È chiaro che dietro il successo impressionante di quest’opera
non sta semplicemente una buona produzione musicale e teatrale, ma
il fascino di una persona ben precisa, cioè di Cristo stesso.
E nello stesso tempo quest’opera è indice di una profonda
confusione circa l’identità di questo personaggio, anzi
di un diffuso tentativo, anche dentro il mondo cristiano, di ricondurlo
dentro i limiti ammessi dalla cultura moderna sopra descritta: di
conseguenza Cristo è presentato come un semplice uomo, per
di più insicuro, votato ad una fine sacrificale senza senso,
vittima di un dio crudele e irrazionale.
Tim Rice, uno dei due autori del musical, ha dichiarato che "l’idea
dell’opera è di far vedere Cristo con gli occhi di Giuda…
Cristo uomo, non Dio… E, come Giuda, anche Cristo è confuso
e non sa realmente chi è"; e fa dire a Maddalena: "È
un uomo, è solo un uomo"; e a Giuda: "Dio! Non saprò
mai perché mi hai scelto per il tuo crimine, il tuo ripugnante,
crudele crimine! Tu mi hai assassinato!". Nel ritornello del
brano principale Giuda chiede a Cristo: "Pensi proprio di essere
quello che loro (gli apostoli) pensano che tu sia?". Quest’ultima
affermazione mostra la concezione della Chiesa che attraversa non
solo quest’opera, ma la mentalità dominante in genere:
la Chiesa come realtà deleteria da cui la figura di Cristo
deve essere distinta e liberata.
È chiaro quindi che quest’opera mette in evidenza il
tipo di rapporto che in questi ultimi decenni, a partire soprattutto
dagli anni della contestazione giovanile americana, si è venuto
formando tra il mondo dei giovani occidentali e la figura di Cristo:
da una parte un’attrattiva profonda e normalmente censurata,
dall’altra una ignoranza pesante sulla realtà della sua
persona e della sua opera, terreno fertile per travisamenti ideologici
della sua identità; in particolare risulta evidente la separazione
di Cristo dalla sua Chiesa, concepita per lo più come un organismo
di potere che ha mitizzato la figura di Cristo per i propri interessi.

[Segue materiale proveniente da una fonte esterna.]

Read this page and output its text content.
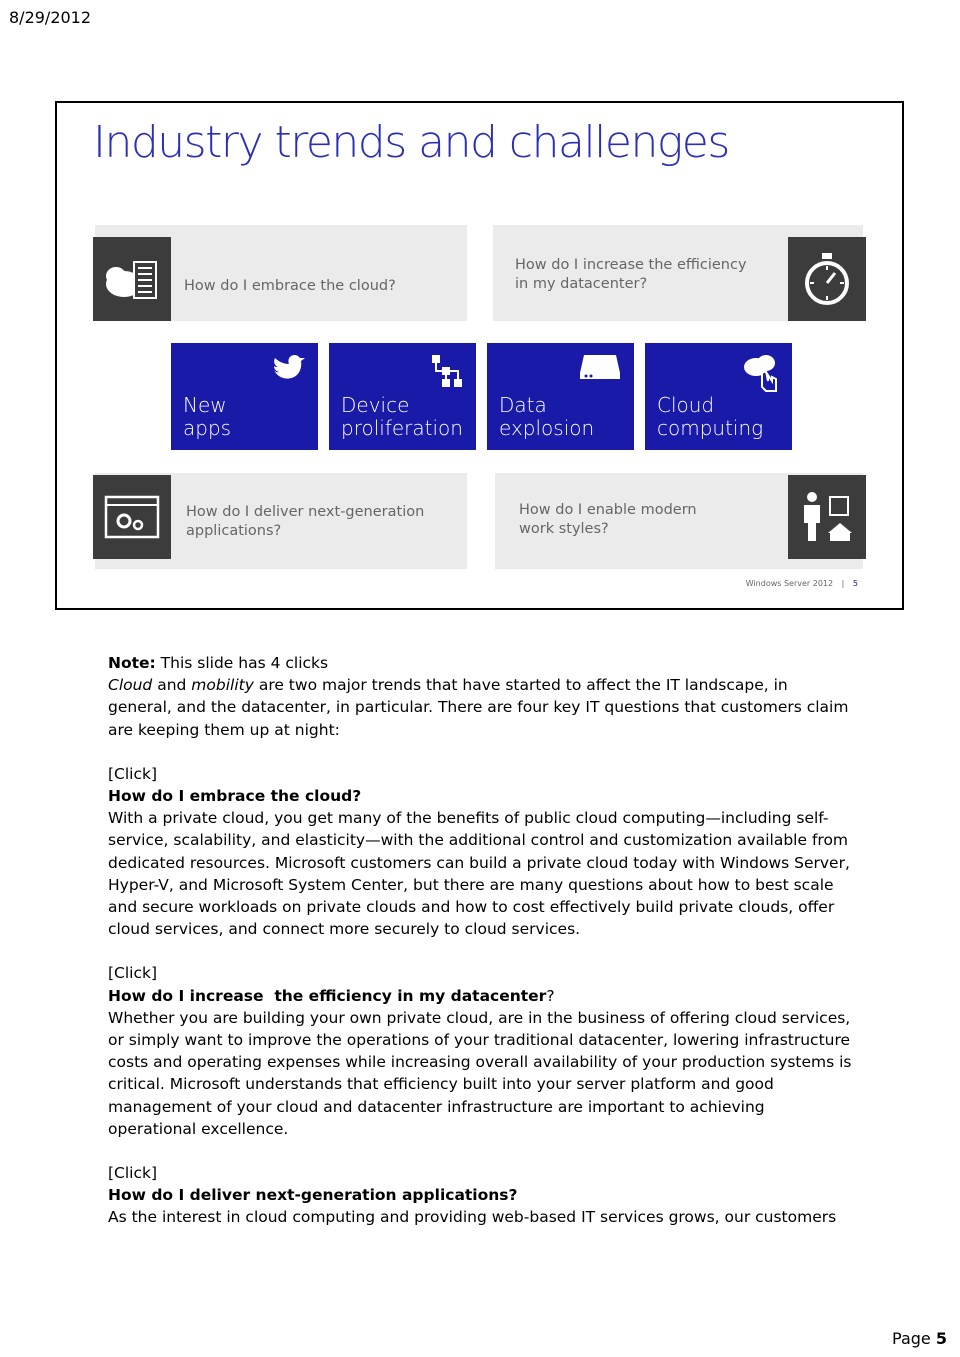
8/29/2012
Industry trends and challenges
How do I embrace the cloud?
How do I increase the efficiency
in my datacenter?
New
apps
Device
proliferation
Data
explosion
Cloud
computing
How do I deliver next-generation
applications?
How do I enable modern
work styles?
Windows Server 2012 | 5

Note: This slide has 4 clicks

Cloud and mobility are two major trends that have started to affect the IT landscape, in general, and the datacenter, in particular. There are four key IT questions that customers claim are keeping them up at night:

[Click]

How do I embrace the cloud?

With a private cloud, you get many of the benefits of public cloud computing—including self-service, scalability, and elasticity—with the additional control and customization available from dedicated resources. Microsoft customers can build a private cloud today with Windows Server, Hyper-V, and Microsoft System Center, but there are many questions about how to best scale and secure workloads on private clouds and how to cost effectively build private clouds, offer cloud services, and connect more securely to cloud services.

[Click]

How do I increase  the efficiency in my datacenter?

Whether you are building your own private cloud, are in the business of offering cloud services, or simply want to improve the operations of your traditional datacenter, lowering infrastructure costs and operating expenses while increasing overall availability of your production systems is critical. Microsoft understands that efficiency built into your server platform and good management of your cloud and datacenter infrastructure are important to achieving operational excellence.

[Click]

How do I deliver next-generation applications?

As the interest in cloud computing and providing web-based IT services grows, our customers

Page 5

Dentro questa ambiguità continua a muoversi la realtà
giovanile occidentale di questi ultimi anni: tra una scristianizzazione
evidente da una parte e dall’altra fenomeni di grande riscoperta
del cristianesimo da parte dei giovani (come mostra lo straordinario
fenomeno delle grandi adunate di giovani con il Papa). È una
situazione esistenziale che è per i cristiani motivo di una
responsabilità eccezionale di nuova evangelizzazione.
Una conversione senza sbocco: Bob Dylan
"I put all my confidence in Him, my sole protection,
is the saving grace that's over me": "ho posto ogni mia
speranza in Lui, mio solo rifugio; è la grazia che salva che
è su di me" (Saving Grace).
"You have given everything to me. What can I do for You? You
have laid down Your life for me. What can I do for You?": Tu
mi hai dato tutto, cosa posso fare per Te? Hai dato la tua vita per
me, cosa posso fare per Te?" (What can I do for You?).
" When they came for Him in the garden, did they know? Did they
know He was the Son of God, did they know that He was Lord? …When
He rose from the dead, did they believe? He said, "All power
is given to Me in heaven and on earth": quando vennero per prenderLo
nell’orto degli Ulivi, sapevano? Sapevano che Egli era il Figlio
di Dio, riconobbero che era il Signore? Quando Lui risorse dalla morte,
loro credettero? Lui disse: "Mi è stato dato ogni potere
in cielo e in terra" (In the Garden).
"Saved, by the blood of the lamb, saved, saved, and I'm so glad.Yes,
I'm so glad, I'm so glad, so glad, I want to thank You, Lord, I just
want to thank You, Lord, Thank You, Lord": salvato dal sangue
dell’agnello, salvato, salvato, e io sono felice. Sì,
io sono felice, così felice, voglio ringraziare Te, Signore,
davvero voglio ringraziare Te, Signore, grazie a Te, Signore"
(Saved).
Sono citazioni eloquenti da tre canzoni di Bob Dylan, e molte altre
se ne potrebbero aggiungere ascoltando i due LP (Saved e Slow Train
Coming) con cui nel 1979 e 1980 il celebre cantautore americano annunciava
la sua aperta conversione alla fede cristiana. Il simbolo della protesta
giovanile americana, il poeta di quella drammatica ricerca di una
vita senza ipocrisie che aveva caratterizzato tutto il mondo degli
Hippy, il più prestigioso cantautore del mondo occidentale
annunciava di avere trovato la risposta alle grandi domande che avevano
riempito tutte le sue canzoni e la sua stessa vita: e questa risposta
si chiamava Gesù Cristo. Proprio quel Cristo che era stato
ridotto ad un semplice uomo e ad un simbolo degli ideali di giustizia
e di libertà veniva ora riconosciuto come il Figlio di Dio,
il Salvatore dell’uomo, il Risorto, il senso della vita.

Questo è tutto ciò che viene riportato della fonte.